3

Why is .loc[] producing duplicate rows in my DataFrame? I'm trying to select a few columns from m3, a DataFrame with 47 columns,to create a new DataFrame called output.

The problem: after accessing m3's columns with .loc[], output has way more duplicates than m3 started with. Where could these duplicates have come from? I haven't found anything online about .loc[] duplicating rows. The output DataFrame is declared on the line that reads output = m3.loc[...], by the way.

The Code:

print("ARE THERE DUPLICATES in m3? ")
print(m3.duplicated().loc[lambda x: x==True])

output = m3.loc[:,["PLC_name", "line", "track", "notes", "final_source", 
"s_name", "s_line", "s_track", "loc", "alt_loc", "suffix", "alt_match_name"]]

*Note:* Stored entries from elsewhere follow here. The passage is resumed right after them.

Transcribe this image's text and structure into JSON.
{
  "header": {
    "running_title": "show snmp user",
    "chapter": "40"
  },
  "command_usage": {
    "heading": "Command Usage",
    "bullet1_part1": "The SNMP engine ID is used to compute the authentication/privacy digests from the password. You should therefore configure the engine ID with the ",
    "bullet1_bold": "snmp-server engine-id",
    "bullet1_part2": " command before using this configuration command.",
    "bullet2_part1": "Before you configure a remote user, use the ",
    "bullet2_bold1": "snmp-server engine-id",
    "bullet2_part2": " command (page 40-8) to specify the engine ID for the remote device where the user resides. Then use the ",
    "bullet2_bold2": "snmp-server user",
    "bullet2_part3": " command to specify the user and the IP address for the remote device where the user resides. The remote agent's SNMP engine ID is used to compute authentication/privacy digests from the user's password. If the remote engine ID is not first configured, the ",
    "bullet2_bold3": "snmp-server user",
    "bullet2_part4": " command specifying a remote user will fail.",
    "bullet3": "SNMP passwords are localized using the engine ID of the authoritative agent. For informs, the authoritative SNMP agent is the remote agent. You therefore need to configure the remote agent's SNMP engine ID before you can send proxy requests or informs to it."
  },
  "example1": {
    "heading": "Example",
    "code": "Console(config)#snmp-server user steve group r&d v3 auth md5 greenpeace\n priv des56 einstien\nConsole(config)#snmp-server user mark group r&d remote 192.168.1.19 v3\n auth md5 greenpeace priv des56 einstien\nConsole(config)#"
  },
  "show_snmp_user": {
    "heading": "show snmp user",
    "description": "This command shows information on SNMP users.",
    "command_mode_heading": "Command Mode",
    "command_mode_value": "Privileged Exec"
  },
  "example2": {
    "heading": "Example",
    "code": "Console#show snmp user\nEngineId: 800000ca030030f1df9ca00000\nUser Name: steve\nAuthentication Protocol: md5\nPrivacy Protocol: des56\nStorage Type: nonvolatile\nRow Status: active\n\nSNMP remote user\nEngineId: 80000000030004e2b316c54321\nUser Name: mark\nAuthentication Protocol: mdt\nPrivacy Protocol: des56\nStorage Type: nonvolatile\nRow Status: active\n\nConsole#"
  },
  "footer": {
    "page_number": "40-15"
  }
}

print("ARE THERE DUPLICATES in output? ")
print(output.duplicated().loc[lambda x: x==True].size, "duplicates")

The Terminal Output:

ARE THERE DUPLICATES in m3? 
5241    True
5242    True
5243    True
5355    True
5356    True
5357    True
dtype: bool
ARE THERE DUPLICATES in output? 
1838 duplicates

Of course, I could easily fix the problem by calling .drop_duplicates(keep="first"), but I'm more interesting in learning why .loc[] displays this behavior.

David
  • 606
  • 9
  • 19

1 Answers1

1

output filters for selected columns from m3. When you call duplicated on m3, all columns from the original dataframe are considered. When you call duplicated on output, only a subset of those columns is considered.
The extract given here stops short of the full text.